Imagine living in a house made largely of recycled material like tires, glass bottles and tin cans, with a dose of earth, clay, hay and rock. You produce your water through rain harvesting, your own electricity through photovoltaic panels and windmills, and your own food in a greenhouse.
In a remote Lebanese village called Baskinta, architect Nizar Haddad and his team are morphing that vision into reality through the Lifehaus Project. Their idea for the Middle East’s first low-cost, fully sustainable home fashioned from recycled material and ancestral techniques was catalyzed by Lebanon’s infamous waste crisis in 2015, which saw an entire sanitation plant shut down and garbage left to pile up prohibitively in the streets.
It is among a series of initiatives that engineers, architects, educational institutions and communities are taking to challenge the traditional shortsightedness that has marked Lebanon’s approach to waste management.
The municipality of Beit Mery has commissioned Cedar Environmental’s founder and CEO Ziad Abichaker to develop a sorting plant that separates organics from inorganics. The American University of Beirut is trying to set an example among educational institutions and keeps close tabs on all potential contaminants produced on its campus — from battery collection and asbestos disposal to radioactive waste management and water conservation.
We felt that we could no longer wait.
Nadine Mazloum, writer involved with developing affordable, off-the-grid accommodations
A major commercial building in downtown Beirut called M1 recently became the first in Lebanon to receive the coveted LEED Platinum rating for its comprehensive sustainability scheme. And a range of grassroots initiatives aimed at sustainable development in Lebanon and at pressuring the government to do more have sprung up in the aftermath of the waste debacle, hinting at a wider people’s movement. These are all still baby steps given the magnitude of Lebanon’s challenge but represent a definite awakening.
“We felt that we could no longer wait,” said Nadine Mazloum, a Lebanese-Australian journalist and blogger who, together with Haddad, helped develop the notion of affordable, off-the-grid living accommodations in Lebanon’s rural mountains.
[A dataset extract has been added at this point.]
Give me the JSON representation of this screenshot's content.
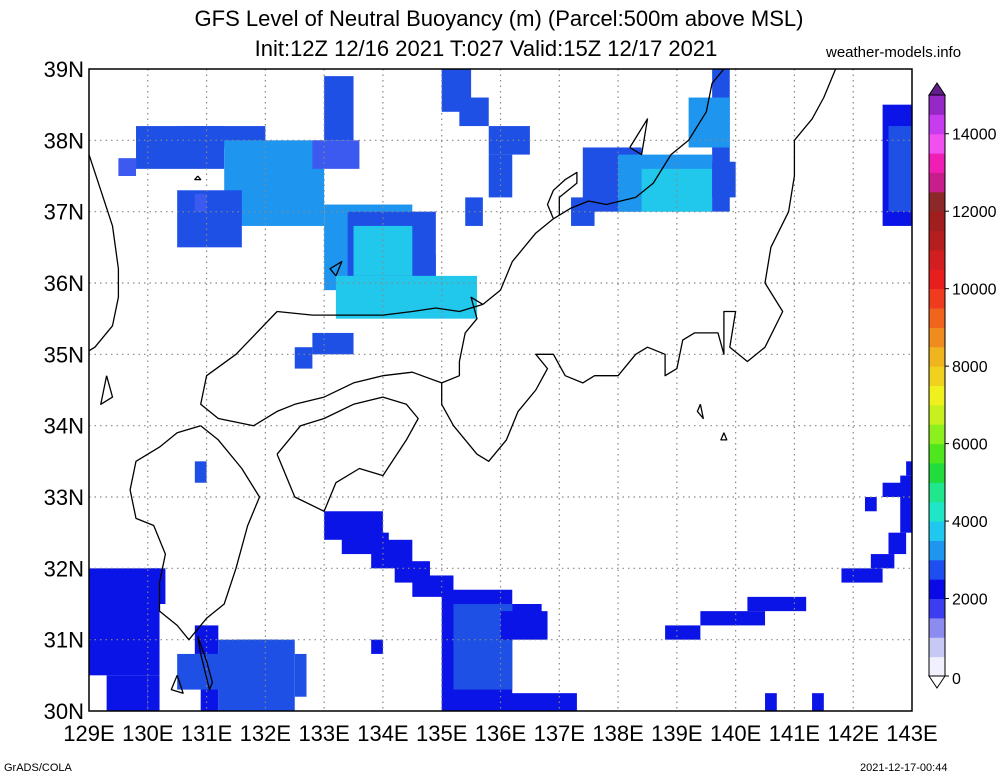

Lebanon’s waste management crisis could have been predicted years in advance. The Naameh landfill to the south of Beirut, inaugurated in 1998 as part of an emergency plan to close the Burj Hammoud dump, accumulated eight times its capacity in waste and exceeded its lifespan by a dozen years. The government extended its existence without properly disposing of waste or addressing the issue of finding a new landfilling site.
Following its closure in the summer of 2015, government authorities lacked a contingency plan to deal with waste generated by residents. Solutions were proposed, but what panned out — the construction of two new landfills in the southern and northern regions of Beirut — is temporary and unsustainable. Lebanon is fraught with political gridlock, lack of transparency in regulations and an inconsistent enforcement of laws. And progress can be elusive.
That’s why some communities are taking matters into their own hands. At the Beit Mery separation plant, waste is recycled and composted, whereas untreatable materials are compressed under high temperature and formed into eco-boards for use in green walls and prefabricated houses, among other applications.
“Now it’s going to be a bag; later on it’s going to become a chair, or it’s going to become a vertical green wall,” says Abichaker. “Everything gets remanufactured. This is what we do.”
A multidisciplinary engineer who specializes in building municipal recycling facilities at the communal level, Abichaker operates 12 recycling plants. Most municipalities in Lebanon and the Middle East cannot afford to acquire recycling plants, so Abichaker sought loans from local banks to erect proprietary recycling facilities. Municipalities only pay for the service of recycling and composting in reasonable monthly installments. Everything is either recycled or repurposed into a second life. “People don’t believe that kind of change is possible. Hey, this is being done. It is feasible,” insists Abichaker.
At AUB, faculty and students are implementing a campaign to move the university toward zero waste by preventing trash generation and actively pursuing recycling, reducing and reusing. Farouk Merhebi, director of AUB’s Environmental Health, Safety and Risk Management department and an expert in municipal solid waste management, senses a growing interest in citizens to recycle.
“We feel it at AUB from staff bringing their own recyclables to AUB to give them to arcenciel,” Merhebi states, referring to a Lebanese NGO that participates in sustainable development.
Grassroots initiatives are emerging too. Recycle Lebanon serves as a hub of economic, societal and environmental issues and initiatives concerning sustainable development in Lebanon. The Waste Management Coalition aims to pressure the government to institute sustainable solutions for the yet unsolved trash problem.
The impact of these efforts is limited by a lack of government support. “We sometimes feel as though we — people seeking genuine change — are pulling in one direction while the government is pushing in the opposite direction,” said Mazloum. “When we look at decision makers pushing for archaic solutions like incinerators as a solution to the garbage crisis, it’s truly disheartening.”
But public sensitization can fill at least some of that void by making citizens feel accountable, suggests Merhebi. Mazloum remains hopeful that policymakers realize “before it’s too late the gravity of the situation and how important it is not to take time for granted.”
Till then, it is citizens’ initiatives that remain Lebanon’s best bet.